Mr. Flaherty noted that a drug maker is required to prove only 
that a drug is still good on whatever expiration date the company 
chooses to set. The expiration date doesn't mean, or even suggest,
 that the drug will stop being effective after that, nor that it will become harmful. 

"Manufacturers put expiration dates on for marketing, 
rather than scientific, reasons, " said Mr. Flaherty, a pharmacist at 
the FDA until his retirement in 1999. 

" It's not profitable for them to have products on a shelf for 10 years. 
They want turnover." 

The FDA cautioned there isn't enough evidence from the program, 
which is weighted toward drugs used during combat, to conclude 
most drugs in consumers' medicine cabinets are potent beyond
 the expiration date. 

Joel Davis, however, a former FDA expiration-date compliance chief,
 said that with a handful of exceptions -- notably nitroglycerin,
 insulin, and some liquid antibiotics -- most drugs are probably as 
durable as those the agency has tested for the military. 

"Most drugs degrade very slowly," he said. "In all likelihood, you can
 take a product you have at home and keep it for many years."
 Consider aspirin. Bayer AG puts 2-year or 3-year dates on aspirin 
and says that it should be discarded after that. 

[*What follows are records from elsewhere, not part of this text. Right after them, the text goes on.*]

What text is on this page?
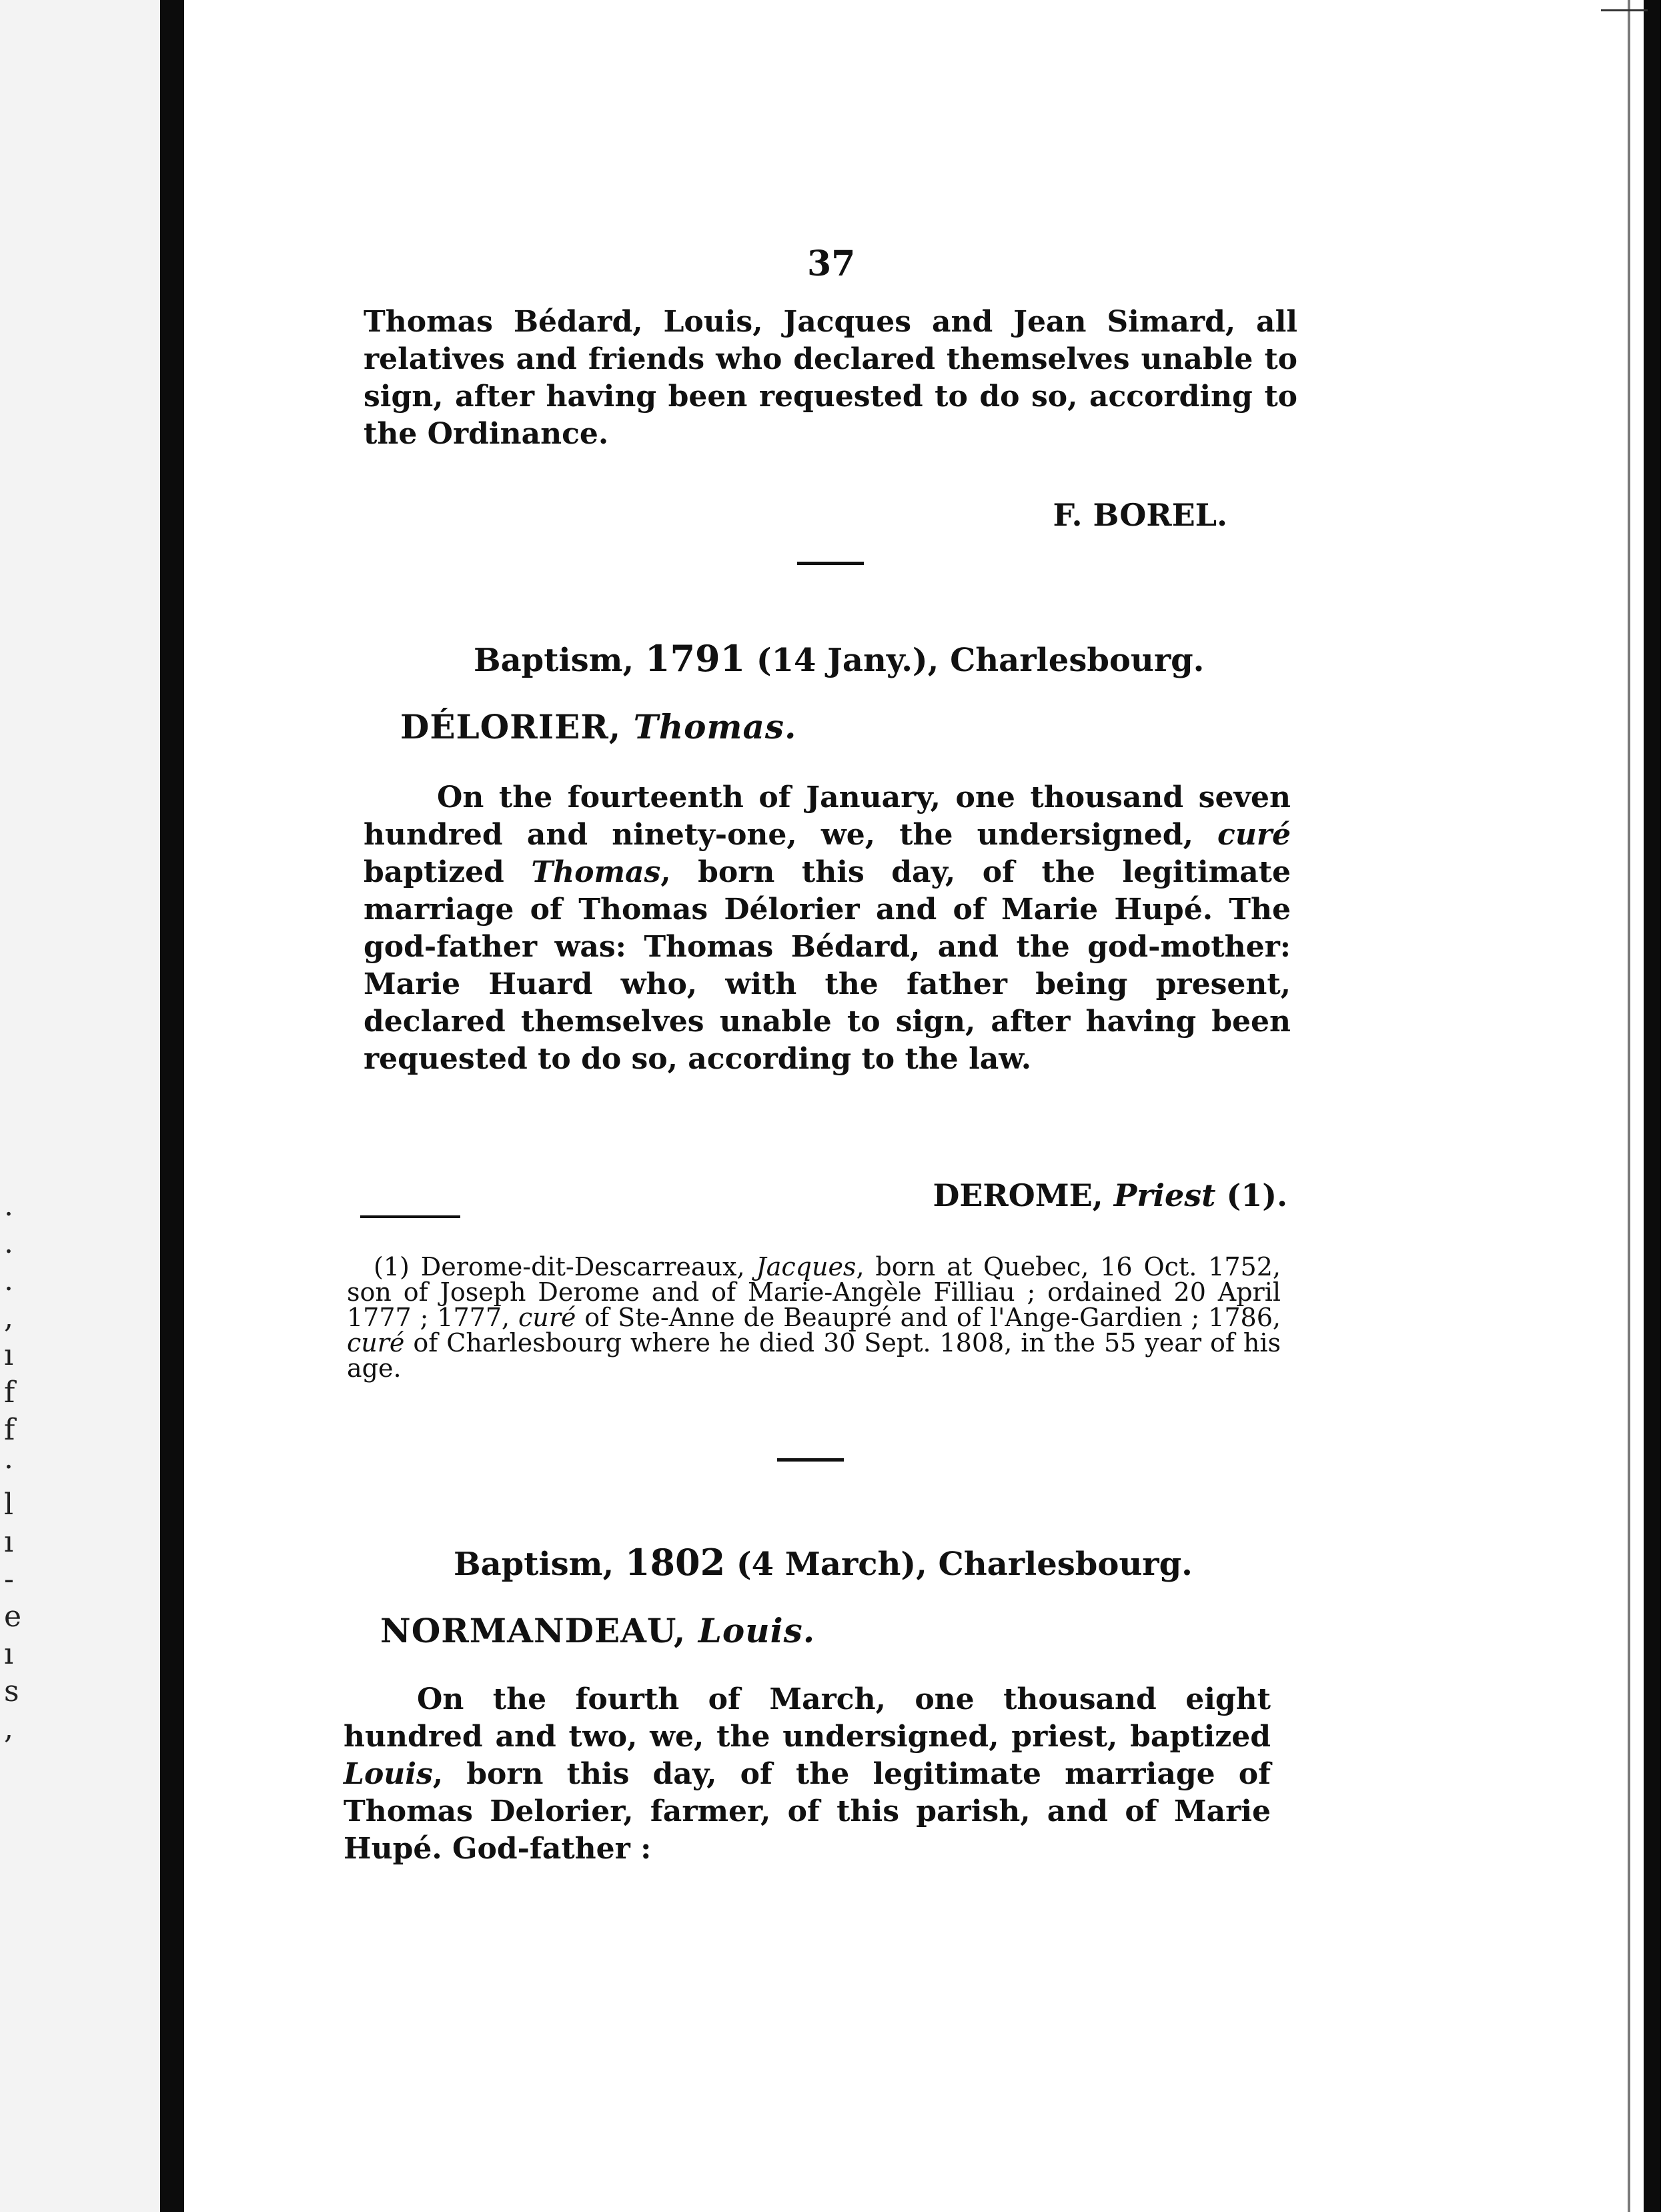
.
.
.
,
ı
f
f
·
l
ı
-
e
ı
s
,
37

Thomas Bédard, Louis, Jacques and Jean Simard, all relatives and friends who declared themselves unable to sign, after having been requested to do so, according to the Ordinance.

F. BOREL.

Baptism, 1791 (14 Jany.), Charlesbourg.
DÉLORIER, Thomas.

On the fourteenth of January, one thousand seven hundred and ninety-one, we, the undersigned, curé baptized Thomas, born this day, of the legitimate marriage of Thomas Délorier and of Marie Hupé. The god-father was: Thomas Bédard, and the god-mother: Marie Huard who, with the father being present, declared themselves unable to sign, after having been requested to do so, according to the law.

DEROME, Priest (1).

(1) Derome-dit-Descarreaux, Jacques, born at Quebec, 16 Oct. 1752, son of Joseph Derome and of Marie-Angèle Filliau ; ordained 20 April 1777 ; 1777, curé of Ste-Anne de Beaupré and of l'Ange-Gardien ; 1786, curé of Charlesbourg where he died 30 Sept. 1808, in the 55 year of his age.
Baptism, 1802 (4 March), Charlesbourg.
NORMANDEAU, Louis.

On the fourth of March, one thousand eight hundred and two, we, the undersigned, priest, baptized Louis, born this day, of the legitimate marriage of Thomas Delorier, farmer, of this parish, and of Marie Hupé. God-father :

However, Chris Allen, a vice president at the Bayer unit that makes 
aspirin, said the dating is "pretty conservative"; when Bayer has 
tested 4-year-old aspirin, it remained 100% effective, he said. 
So why doesn't Bayer set a 4-year expiration date? Because the company 
often changes packaging, and it undertakes "continuous 
improvement programs," 

Mr. Allen said. Each change triggers a need for more expiration-date
 testing, and testing each time for a 4-year life would be impractical. 
Bayer has never tested aspirin beyond 4 years, Mr. Allen said. 
But Jens Carstensen has. 

Dr. Carstensen, professor emeritus at the University of Wisconsin's 
pharmacy school, who wrote what is considered the main text on 
drug stability, said, 

"I did a study of different aspirins, and after 5 years, Bayer was still excellent”. 

Aspirin, if made correctly, is very stable. 

Okay, I concede. My mother-in-law was right, once again. 

And I was wrong, once again, and with a wiseacre attitude to boot. Sorry mom. 

Now I think I'll take a swig of the 10-year dead package of Alka Seltzer in my 
medicine chest to ease the nausea I'm feeling from calculating how many 
billions of dollars the pharmaceutical industry bilks out of unknowing 
consumers every year who discard perfectly good drugs and buy
 new ones because they trust the industry's "expiration date labelling."